The trend is more worrisome since social media filters tend to be based on stereotypically Caucasian characteristics. Since professional photographers use poses, angles, and editing software to make their subjects look good, some may argue that the technology is now more accessible to everyone. But the long-term adverse effects on body image and mental health can be devastating.

A study called Self Reflection and Interpersonal Connection: Making the Most of Self Presentation on Social Media says filters make users feel worse about themselves. This is primarily due to overexposure to other people that appear perfect. Even before filters became popular, folks who spent time focusing on the ideal lives of their counterparts became depressed or anxious.

People vulnerable to internalizing social media images (like teenage girls) are most at risk. Another study published by Taylor & Francis Online found that girls aged between 14 and 18 years who were shown original and retouched photos thought the latter looked better. And those who viewed the altered images were unhappy with their bodies afterward.

Although Bold Glamour is being maligned in the press, other social media filters are equally problematic. A TikTok filter known as “Teen” can make anyone look like an adolescent, which concerns child safety experts. This is because it can be used by provocative posing adults pretending to be teenagers. This troubling trend may lead to normalizing the sexualization of children.

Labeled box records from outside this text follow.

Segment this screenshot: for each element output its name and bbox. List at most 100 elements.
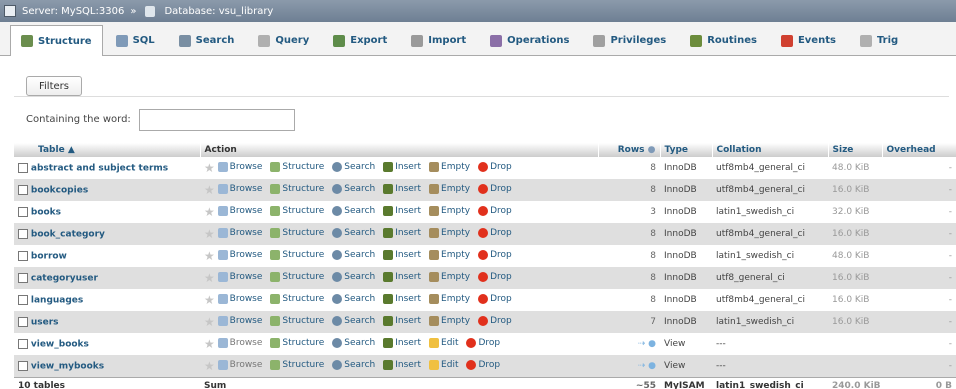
table-name-link[interactable]: languages — [31, 295, 83, 305]
drop-action[interactable]: Drop — [478, 316, 512, 326]
insert-action[interactable]: Insert — [383, 184, 421, 194]
row-checkbox[interactable] — [18, 206, 28, 217]
edit-action[interactable]: Edit — [429, 338, 458, 348]
favorite-star-icon[interactable]: ★ — [204, 205, 215, 219]
header-size[interactable]: Size — [828, 143, 883, 157]
empty-action[interactable]: Empty — [429, 206, 470, 216]
structure-action[interactable]: Structure — [270, 228, 324, 238]
drop-action[interactable]: Drop — [478, 162, 512, 172]
structure-action[interactable]: Structure — [270, 206, 324, 216]
row-checkbox[interactable] — [18, 162, 28, 173]
favorite-star-icon[interactable]: ★ — [204, 315, 215, 329]
size-cell[interactable]: 16.0 KiB — [828, 311, 882, 333]
tab-routines[interactable]: Routines — [679, 25, 768, 55]
search-action[interactable]: Search — [332, 316, 375, 326]
size-cell[interactable]: 16.0 KiB — [828, 289, 882, 311]
row-checkbox[interactable] — [18, 338, 28, 349]
table-name-link[interactable]: book_category — [31, 229, 105, 239]
tab-search[interactable]: Search — [168, 25, 246, 55]
favorite-star-icon[interactable]: ★ — [204, 271, 215, 285]
insert-action[interactable]: Insert — [383, 272, 421, 282]
structure-action[interactable]: Structure — [270, 162, 324, 172]
insert-action[interactable]: Insert — [383, 338, 421, 348]
size-cell[interactable] — [828, 333, 882, 355]
header-type[interactable]: Type — [660, 143, 713, 157]
structure-action[interactable]: Structure — [270, 184, 324, 194]
favorite-star-icon[interactable]: ★ — [204, 183, 215, 197]
drop-action[interactable]: Drop — [466, 338, 500, 348]
tab-operations[interactable]: Operations — [479, 25, 580, 55]
tab-import[interactable]: Import — [400, 25, 477, 55]
empty-action[interactable]: Empty — [429, 228, 470, 238]
empty-action[interactable]: Empty — [429, 162, 470, 172]
row-checkbox[interactable] — [18, 250, 28, 261]
help-icon[interactable]: ● — [648, 145, 656, 155]
search-action[interactable]: Search — [332, 338, 375, 348]
drop-action[interactable]: Drop — [478, 228, 512, 238]
table-name-link[interactable]: view_books — [31, 339, 89, 349]
structure-action[interactable]: Structure — [270, 250, 324, 260]
insert-action[interactable]: Insert — [383, 206, 421, 216]
header-collation[interactable]: Collation — [712, 143, 829, 157]
search-action[interactable]: Search — [332, 228, 375, 238]
table-name-link[interactable]: borrow — [31, 251, 67, 261]
tab-structure[interactable]: Structure — [10, 25, 103, 56]
edit-action[interactable]: Edit — [429, 359, 458, 370]
row-checkbox[interactable] — [18, 184, 28, 195]
size-cell[interactable]: 16.0 KiB — [828, 267, 882, 289]
drop-action[interactable]: Drop — [478, 250, 512, 260]
size-cell[interactable]: 16.0 KiB — [828, 179, 882, 201]
row-checkbox[interactable] — [18, 360, 28, 371]
row-checkbox[interactable] — [18, 294, 28, 305]
table-name-link[interactable]: books — [31, 207, 61, 217]
tab-query[interactable]: Query — [247, 25, 320, 55]
drop-action[interactable]: Drop — [478, 184, 512, 194]
size-cell[interactable]: 16.0 KiB — [828, 223, 882, 245]
insert-action[interactable]: Insert — [383, 228, 421, 238]
table-name-link[interactable]: users — [31, 317, 59, 327]
search-action[interactable]: Search — [332, 162, 375, 172]
search-action[interactable]: Search — [332, 359, 375, 370]
empty-action[interactable]: Empty — [429, 294, 470, 304]
breadcrumb-server[interactable]: Server: MySQL:3306 — [22, 6, 124, 17]
browse-action[interactable]: Browse — [217, 206, 262, 216]
browse-action[interactable]: Browse — [217, 250, 262, 260]
insert-action[interactable]: Insert — [383, 294, 421, 304]
drop-action[interactable]: Drop — [478, 272, 512, 282]
tab-privileges[interactable]: Privileges — [582, 25, 677, 55]
structure-action[interactable]: Structure — [270, 359, 324, 370]
search-action[interactable]: Search — [332, 250, 375, 260]
insert-action[interactable]: Insert — [383, 316, 421, 326]
favorite-star-icon[interactable]: ★ — [204, 293, 215, 307]
browse-action[interactable]: Browse — [217, 359, 262, 370]
favorite-star-icon[interactable]: ★ — [204, 161, 215, 175]
header-table[interactable]: Table ▲ — [14, 143, 201, 157]
size-cell[interactable]: 32.0 KiB — [828, 201, 882, 223]
breadcrumb-database[interactable]: Database: vsu_library — [164, 6, 273, 17]
drop-action[interactable]: Drop — [478, 294, 512, 304]
browse-action[interactable]: Browse — [217, 338, 262, 348]
search-action[interactable]: Search — [332, 206, 375, 216]
insert-action[interactable]: Insert — [383, 162, 421, 172]
table-name-link[interactable]: view_mybooks — [31, 361, 104, 371]
drop-action[interactable]: Drop — [478, 206, 512, 216]
insert-action[interactable]: Insert — [383, 359, 421, 370]
empty-action[interactable]: Empty — [429, 184, 470, 194]
tab-events[interactable]: Events — [770, 25, 847, 55]
structure-action[interactable]: Structure — [270, 316, 324, 326]
tab-sql[interactable]: SQL — [105, 25, 166, 55]
favorite-star-icon[interactable]: ★ — [204, 337, 215, 351]
header-overhead[interactable]: Overhead — [882, 143, 956, 157]
browse-action[interactable]: Browse — [217, 184, 262, 194]
row-checkbox[interactable] — [18, 272, 28, 283]
browse-action[interactable]: Browse — [217, 272, 262, 282]
favorite-star-icon[interactable]: ★ — [204, 359, 215, 373]
structure-action[interactable]: Structure — [270, 338, 324, 348]
favorite-star-icon[interactable]: ★ — [204, 249, 215, 263]
size-cell[interactable] — [828, 355, 882, 377]
search-action[interactable]: Search — [332, 294, 375, 304]
table-name-link[interactable]: bookcopies — [31, 185, 88, 195]
empty-action[interactable]: Empty — [429, 272, 470, 282]
favorite-star-icon[interactable]: ★ — [204, 227, 215, 241]
row-checkbox[interactable] — [18, 316, 28, 327]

It’s also worth noting that Bold Glamour went viral after TikTok users started using the social media filter using it with troubling captions. “This filter shows what you could look like if you could do make-up,” one person wrote via Dazed Digital. “This filter humbled me so quickly,” said another.

Fortunately, the viral tag is now filled with people saying the social media filter should be illegal. “So glad I grew up with the rainbow vomit and dog filter,” another user added. Judging by how quickly the sentiment changed, there might be hope for humanity after all.